Life after TP-IAT surgery

This procedure has a high success rate in alleviating chronic pancreatitis symptoms by dramatically decreasing a patient’s discomfort thus significantly improving their quality of life.

After surgery, patients report “good” to “excellent” pain control and have a significant decrease in pain medication use. Islet cell transplant helps patients prevent post-pancreatectomy diabetes, which can be hard to control otherwise.

Most post-operative patients experience excellent blood-sugar control, though some diabetes medications may be required in the long-term. Patients are required to take pancreatic enzymes with meals to replace digestive enzymes that were once normally produced in the pancreas.

Now living in Florida, Garniss’ life is back to normal — and then some.

“I don't take anything for granted because I feel like I've been given my life again. My life was unbearable. [Now], I garden, I lug bags of soil. I do everything that I want to do,” she said. “I don’t want to go skydiving — but I could.”
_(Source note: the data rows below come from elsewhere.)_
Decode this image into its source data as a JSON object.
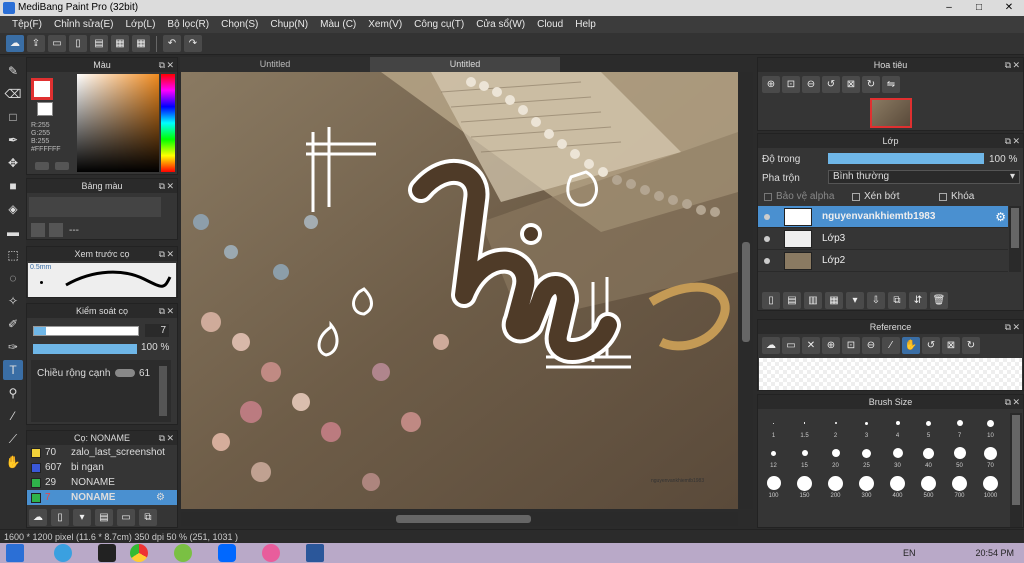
{
  "titlebar": {
    "title": "MediBang Paint Pro (32bit)"
  },
  "menu": [
    "Tệp(F)",
    "Chỉnh sửa(E)",
    "Lớp(L)",
    "Bộ lọc(R)",
    "Chọn(S)",
    "Chụp(N)",
    "Màu (C)",
    "Xem(V)",
    "Công cụ(T)",
    "Cửa sổ(W)",
    "Cloud",
    "Help"
  ],
  "tabs": [
    "Untitled",
    "Untitled"
  ],
  "color_panel": {
    "title": "Màu",
    "r": "R:255",
    "g": "G:255",
    "b": "B:255",
    "hex": "#FFFFFF"
  },
  "palette_panel": {
    "title": "Bảng màu",
    "value": "---"
  },
  "preview_panel": {
    "title": "Xem trước cọ",
    "size": "0.5mm"
  },
  "control_panel": {
    "title": "Kiểm soát cọ",
    "size_value": "7",
    "opacity_value": "100 %",
    "stabilizer_label": "Chiều rộng cạnh",
    "stabilizer_value": "61"
  },
  "brush_panel": {
    "title": "Cọ: NONAME",
    "items": [
      {
        "size": "70",
        "name": "zalo_last_screenshot",
        "color": "#f2d23a"
      },
      {
        "size": "607",
        "name": "bi ngan",
        "color": "#3a58d8"
      },
      {
        "size": "29",
        "name": "NONAME",
        "color": "#2fb34a"
      },
      {
        "size": "7",
        "name": "NONAME",
        "color": "#2fb34a"
      }
    ]
  },
  "navigator": {
    "title": "Hoa tiêu"
  },
  "layer_panel": {
    "title": "Lớp",
    "opacity_label": "Độ trong",
    "opacity_value": "100 %",
    "opacity_fraction": 1.0,
    "blend_label": "Pha trộn",
    "blend_value": "Bình thường",
    "protect_alpha": "Bảo vệ alpha",
    "clipping": "Xén bớt",
    "lock": "Khóa",
    "layers": [
      "nguyenvankhiemtb1983",
      "Lớp3",
      "Lớp2"
    ]
  },
  "reference_panel": {
    "title": "Reference"
  },
  "brush_size_panel": {
    "title": "Brush Size",
    "sizes": [
      "1",
      "1.5",
      "2",
      "3",
      "4",
      "5",
      "7",
      "10",
      "12",
      "15",
      "20",
      "25",
      "30",
      "40",
      "50",
      "70",
      "100",
      "150",
      "200",
      "300",
      "400",
      "500",
      "700",
      "1000"
    ]
  },
  "status": {
    "text": "1600 * 1200 pixel   (11.6 * 8.7cm)   350 dpi   50 %   (251, 1031 )"
  },
  "taskbar": {
    "lang": "EN",
    "time": "20:54 PM"
  },
  "canvas": {
    "text": "hi",
    "watermark": "nguyenvankhiemtb1983"
  },
  "colors": {
    "accent": "#4a90d0",
    "selection": "#6fb7e8"
  }
}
Group of people in business attire stand together for a photo

The TP-IAT program is a collaborative clinical and laboratory team. The program was brought to VCU Health Hume-Lee Transplant Center by Marlon Levy, M.D., former chair of the center who now serves as interim CEO of VCU Health System and interim senior vice president of VCU Health Sciences. (VCU Enterprise Marketing and Communications)

(Left to right: Yoshiko Tamura; MS, Lyndy Johnson; MSN, Elijah Burch; MS, David Bruno; M.D., F.A.C.S., Aamir Khan; M.D., Marlon Levy; M.D., Mazar Kanak; Ph.D., Allison Lewis; MSN, RN, Prathab Balaji Saravanan; Ph.D., Kate Best; MHA.)